La culture, outil de médiation

Pour « apporter sa pierre à l'édifice », l'équipe en charge du projet tente ainsi, temps fort après temps fort, de créer les conditions nécessaires au développement de l'esprit critique des participants.  Face à l'instantanéité et à la pagaille régulièrement à l'œuvre sur les réseaux sociaux, Comprendre pour mieux agir s'inscrit aujourd'hui, à son échelle, comme une forme de contre-pouvoir fondé sur le temps long.

Aujourd'hui directeur artistique du festival ArcomiK, et donc, fervent défenseur d'une culture vectrice de messages, Farid Bouabdellah explique avoir choisi de s'en servir ici comme d'un outil pour apporter des clés de compréhension du monde à différents publics. « On utilise la culture comme outil de médiation, pour faire passer des messages et éduquer ». Ainsi la rencontre avec le rappeur Rost, en 2019, pour son court-métrage tourné à hauteur d'homme Tu iras au paradis, a-t-elle permis de capter l'attention de jeunes gens potentiellement imperméables aux grands discours.

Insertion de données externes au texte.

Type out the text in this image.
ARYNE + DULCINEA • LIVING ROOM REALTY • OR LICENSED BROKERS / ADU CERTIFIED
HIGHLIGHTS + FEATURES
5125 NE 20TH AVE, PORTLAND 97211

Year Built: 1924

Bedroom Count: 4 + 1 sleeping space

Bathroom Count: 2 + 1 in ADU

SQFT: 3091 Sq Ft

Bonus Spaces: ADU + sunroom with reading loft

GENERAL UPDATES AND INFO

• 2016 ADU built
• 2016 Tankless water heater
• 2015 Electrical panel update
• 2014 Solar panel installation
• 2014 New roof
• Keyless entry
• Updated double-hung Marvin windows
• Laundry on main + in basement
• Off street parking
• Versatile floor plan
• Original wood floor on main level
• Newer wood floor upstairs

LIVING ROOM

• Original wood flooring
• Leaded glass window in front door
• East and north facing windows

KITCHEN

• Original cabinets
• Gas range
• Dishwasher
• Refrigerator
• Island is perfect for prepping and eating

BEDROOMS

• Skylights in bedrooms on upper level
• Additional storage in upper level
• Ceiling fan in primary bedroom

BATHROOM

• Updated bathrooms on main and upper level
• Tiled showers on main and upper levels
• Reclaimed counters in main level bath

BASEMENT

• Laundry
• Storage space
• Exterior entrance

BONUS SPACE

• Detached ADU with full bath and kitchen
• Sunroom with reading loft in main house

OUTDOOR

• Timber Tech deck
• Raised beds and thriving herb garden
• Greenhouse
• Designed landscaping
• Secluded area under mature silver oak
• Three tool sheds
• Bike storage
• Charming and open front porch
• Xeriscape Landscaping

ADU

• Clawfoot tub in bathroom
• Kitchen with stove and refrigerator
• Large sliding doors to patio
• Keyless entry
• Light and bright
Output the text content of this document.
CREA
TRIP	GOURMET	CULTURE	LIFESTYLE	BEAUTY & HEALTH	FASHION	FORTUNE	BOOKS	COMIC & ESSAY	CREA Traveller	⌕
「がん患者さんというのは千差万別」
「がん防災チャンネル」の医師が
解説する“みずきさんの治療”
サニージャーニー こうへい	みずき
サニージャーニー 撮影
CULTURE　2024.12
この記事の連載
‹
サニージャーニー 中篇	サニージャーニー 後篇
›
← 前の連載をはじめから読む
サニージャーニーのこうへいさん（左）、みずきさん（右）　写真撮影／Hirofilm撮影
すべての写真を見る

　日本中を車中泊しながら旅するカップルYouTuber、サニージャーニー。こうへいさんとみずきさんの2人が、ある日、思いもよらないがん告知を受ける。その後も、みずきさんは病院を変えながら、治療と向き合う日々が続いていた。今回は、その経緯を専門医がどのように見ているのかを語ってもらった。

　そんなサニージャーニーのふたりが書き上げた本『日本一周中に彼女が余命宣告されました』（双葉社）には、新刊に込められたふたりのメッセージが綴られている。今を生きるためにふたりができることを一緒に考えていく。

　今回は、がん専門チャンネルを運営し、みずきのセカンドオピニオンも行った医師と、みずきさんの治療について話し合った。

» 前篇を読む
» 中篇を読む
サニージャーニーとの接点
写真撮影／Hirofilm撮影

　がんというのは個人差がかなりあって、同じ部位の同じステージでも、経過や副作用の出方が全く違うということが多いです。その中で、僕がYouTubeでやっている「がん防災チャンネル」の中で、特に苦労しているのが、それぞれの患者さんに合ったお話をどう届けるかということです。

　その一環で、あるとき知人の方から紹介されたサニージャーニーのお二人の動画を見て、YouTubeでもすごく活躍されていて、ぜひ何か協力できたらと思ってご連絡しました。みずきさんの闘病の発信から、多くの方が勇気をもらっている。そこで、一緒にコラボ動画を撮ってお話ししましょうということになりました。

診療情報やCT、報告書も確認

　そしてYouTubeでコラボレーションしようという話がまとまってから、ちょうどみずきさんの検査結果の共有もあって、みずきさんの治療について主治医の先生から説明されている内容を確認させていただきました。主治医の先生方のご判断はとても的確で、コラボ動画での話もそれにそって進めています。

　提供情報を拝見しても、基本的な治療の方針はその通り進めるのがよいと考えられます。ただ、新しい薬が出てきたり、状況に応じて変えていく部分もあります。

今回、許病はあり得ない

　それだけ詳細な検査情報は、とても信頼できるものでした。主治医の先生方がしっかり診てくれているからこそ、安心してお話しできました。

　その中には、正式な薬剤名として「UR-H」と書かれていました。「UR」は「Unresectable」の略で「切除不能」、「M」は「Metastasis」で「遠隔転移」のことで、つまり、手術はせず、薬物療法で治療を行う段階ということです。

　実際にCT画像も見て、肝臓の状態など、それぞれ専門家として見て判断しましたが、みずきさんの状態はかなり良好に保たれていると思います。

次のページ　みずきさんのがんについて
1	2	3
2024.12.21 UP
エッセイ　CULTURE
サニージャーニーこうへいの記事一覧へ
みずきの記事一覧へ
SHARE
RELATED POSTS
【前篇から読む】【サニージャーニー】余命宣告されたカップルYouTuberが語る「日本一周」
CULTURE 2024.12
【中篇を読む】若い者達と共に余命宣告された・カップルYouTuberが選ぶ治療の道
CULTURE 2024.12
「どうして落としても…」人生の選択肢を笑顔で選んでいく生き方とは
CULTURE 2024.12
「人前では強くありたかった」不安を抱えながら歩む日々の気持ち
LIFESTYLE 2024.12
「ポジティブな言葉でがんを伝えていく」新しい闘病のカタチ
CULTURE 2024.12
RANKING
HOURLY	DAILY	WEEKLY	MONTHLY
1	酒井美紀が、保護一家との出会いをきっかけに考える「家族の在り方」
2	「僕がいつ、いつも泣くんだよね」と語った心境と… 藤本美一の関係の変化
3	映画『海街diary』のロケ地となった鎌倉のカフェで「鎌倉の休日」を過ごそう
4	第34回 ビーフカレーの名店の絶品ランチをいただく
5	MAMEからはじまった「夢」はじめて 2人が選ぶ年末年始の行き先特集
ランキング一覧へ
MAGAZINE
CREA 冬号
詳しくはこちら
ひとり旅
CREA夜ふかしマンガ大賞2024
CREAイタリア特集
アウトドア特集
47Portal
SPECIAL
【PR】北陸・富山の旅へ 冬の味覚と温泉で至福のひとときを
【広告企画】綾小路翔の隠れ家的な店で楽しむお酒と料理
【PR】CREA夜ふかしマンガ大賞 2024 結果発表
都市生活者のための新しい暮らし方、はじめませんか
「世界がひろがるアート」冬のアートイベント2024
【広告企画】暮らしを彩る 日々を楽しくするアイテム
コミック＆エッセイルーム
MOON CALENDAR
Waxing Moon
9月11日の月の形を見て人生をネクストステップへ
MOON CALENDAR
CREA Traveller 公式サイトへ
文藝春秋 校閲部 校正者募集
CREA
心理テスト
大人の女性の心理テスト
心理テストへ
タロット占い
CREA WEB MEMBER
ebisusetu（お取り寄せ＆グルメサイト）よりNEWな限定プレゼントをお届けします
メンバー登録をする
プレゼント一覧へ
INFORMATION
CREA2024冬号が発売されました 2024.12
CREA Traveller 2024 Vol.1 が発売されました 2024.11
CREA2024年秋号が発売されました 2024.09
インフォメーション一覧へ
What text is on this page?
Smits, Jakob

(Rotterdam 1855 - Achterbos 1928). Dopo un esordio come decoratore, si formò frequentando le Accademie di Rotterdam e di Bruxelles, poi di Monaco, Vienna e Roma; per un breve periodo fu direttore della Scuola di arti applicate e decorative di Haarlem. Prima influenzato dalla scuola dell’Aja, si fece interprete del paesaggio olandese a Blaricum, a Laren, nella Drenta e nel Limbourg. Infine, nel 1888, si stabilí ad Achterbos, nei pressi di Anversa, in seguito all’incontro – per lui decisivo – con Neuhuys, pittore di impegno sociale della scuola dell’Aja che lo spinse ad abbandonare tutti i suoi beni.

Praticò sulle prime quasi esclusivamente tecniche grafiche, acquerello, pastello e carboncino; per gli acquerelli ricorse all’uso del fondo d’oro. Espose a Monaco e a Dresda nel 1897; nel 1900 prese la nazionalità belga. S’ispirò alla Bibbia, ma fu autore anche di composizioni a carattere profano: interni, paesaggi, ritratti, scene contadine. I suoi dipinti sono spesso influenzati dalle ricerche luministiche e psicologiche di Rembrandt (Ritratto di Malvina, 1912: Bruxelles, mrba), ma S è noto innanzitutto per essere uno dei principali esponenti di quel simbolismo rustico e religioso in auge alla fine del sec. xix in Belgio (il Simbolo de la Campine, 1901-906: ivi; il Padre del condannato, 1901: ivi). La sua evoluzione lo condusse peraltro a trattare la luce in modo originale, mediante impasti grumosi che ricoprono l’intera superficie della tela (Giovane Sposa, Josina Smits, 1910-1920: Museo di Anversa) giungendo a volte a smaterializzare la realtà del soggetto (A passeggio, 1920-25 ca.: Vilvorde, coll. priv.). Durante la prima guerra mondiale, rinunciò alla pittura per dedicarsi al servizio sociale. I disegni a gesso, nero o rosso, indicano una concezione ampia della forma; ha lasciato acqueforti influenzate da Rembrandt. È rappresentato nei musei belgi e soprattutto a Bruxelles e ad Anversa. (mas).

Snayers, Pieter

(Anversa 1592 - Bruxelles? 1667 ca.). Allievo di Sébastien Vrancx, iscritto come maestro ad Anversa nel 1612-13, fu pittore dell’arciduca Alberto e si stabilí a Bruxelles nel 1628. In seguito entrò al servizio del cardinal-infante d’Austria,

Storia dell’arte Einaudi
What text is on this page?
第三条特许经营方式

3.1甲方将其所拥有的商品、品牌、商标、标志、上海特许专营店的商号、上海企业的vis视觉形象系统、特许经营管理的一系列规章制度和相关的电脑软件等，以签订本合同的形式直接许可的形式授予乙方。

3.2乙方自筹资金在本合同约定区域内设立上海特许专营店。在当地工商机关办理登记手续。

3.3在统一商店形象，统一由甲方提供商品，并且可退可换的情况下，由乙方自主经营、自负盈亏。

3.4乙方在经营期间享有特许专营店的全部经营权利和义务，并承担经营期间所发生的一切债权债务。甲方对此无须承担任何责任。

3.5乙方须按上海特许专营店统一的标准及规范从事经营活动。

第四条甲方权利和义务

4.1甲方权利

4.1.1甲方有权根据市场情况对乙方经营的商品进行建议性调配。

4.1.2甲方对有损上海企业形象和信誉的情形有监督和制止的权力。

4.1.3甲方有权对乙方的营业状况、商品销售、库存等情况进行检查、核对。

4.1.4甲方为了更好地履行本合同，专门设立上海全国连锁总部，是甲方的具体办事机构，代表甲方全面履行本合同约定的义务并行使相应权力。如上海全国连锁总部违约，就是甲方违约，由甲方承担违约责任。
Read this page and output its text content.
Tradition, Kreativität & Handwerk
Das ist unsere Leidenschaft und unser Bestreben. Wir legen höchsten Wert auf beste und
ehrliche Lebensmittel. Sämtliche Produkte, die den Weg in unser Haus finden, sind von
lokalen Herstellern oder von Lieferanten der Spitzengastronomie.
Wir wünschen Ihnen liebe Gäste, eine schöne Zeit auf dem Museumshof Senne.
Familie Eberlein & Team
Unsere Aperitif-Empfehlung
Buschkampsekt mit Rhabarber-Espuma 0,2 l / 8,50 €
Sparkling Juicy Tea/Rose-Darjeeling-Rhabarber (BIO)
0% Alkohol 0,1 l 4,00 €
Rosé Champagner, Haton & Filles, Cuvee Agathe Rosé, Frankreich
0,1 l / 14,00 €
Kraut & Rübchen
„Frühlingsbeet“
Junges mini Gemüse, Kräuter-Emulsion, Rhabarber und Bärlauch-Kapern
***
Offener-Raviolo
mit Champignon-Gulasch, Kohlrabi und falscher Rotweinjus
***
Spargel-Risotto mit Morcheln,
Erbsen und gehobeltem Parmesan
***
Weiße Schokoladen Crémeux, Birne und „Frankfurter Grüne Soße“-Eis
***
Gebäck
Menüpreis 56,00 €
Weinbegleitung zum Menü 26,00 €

 « On est militants au fond de nous. On n'a pas envie que cette jeunesse parte en live, parce que c'est de la jeunesse perdue, insiste l'organisateur. Il faut donner du temps aux gens pour discuter. C'est important pour les jeunes qui sont un peu moins informés. ». Outre l'usage d'objets artistiques, le projet a en effet vocation à faciliter la rencontre et la communication avec des experts de la question terroriste. En 2021, des Stéphanois ont ainsi pu participer à une rencontre-débat sur l'immigration, la mémoire et l'intégration, au cours de laquelle ils ont été amenés à échanger avec la journaliste Lilia Hassaine ainsi qu'avec Azouz Begag. Idem en 2022, avec la journaliste Charlotte Piret, co-autrice de Et nous nous sommes parlé, ouvrage dans lequel elle retranscrit la parole d'un avocat de la défense et d'une victime des attentats de Paris. 

Une rencontre autour du procès des attentats de Paris

Une pluralité des discours, qui reflète bien l'ambition affichée par les différents porteurs du projet. « On n'est pas sur un terrain politique » rappelle ainsi Farid Bouabdellah. Soutenus par l'Etat, les différents partenaires agissent en effet dans un cadre strictement désintéressé, là où terrorisme et radicalisation endossent régulièrement le poids des luttes électorales et politiques... Du concret, rien que du concret, le tout, ancré dans la durée.  Après 7 ans, et alors même que le champ médiatique a laissé place à d'autres actualités, la lutte contre la radicalisation se poursuit en effet à Saint-Étienne, parfois même, hors de la semaine symbolique du 13 novembre.  Le 27 avril prochain, c'est ainsi Guillaume Auda, qui viendra présenter son ouvrage Jeunes à crever, au centre social de Beaulieu.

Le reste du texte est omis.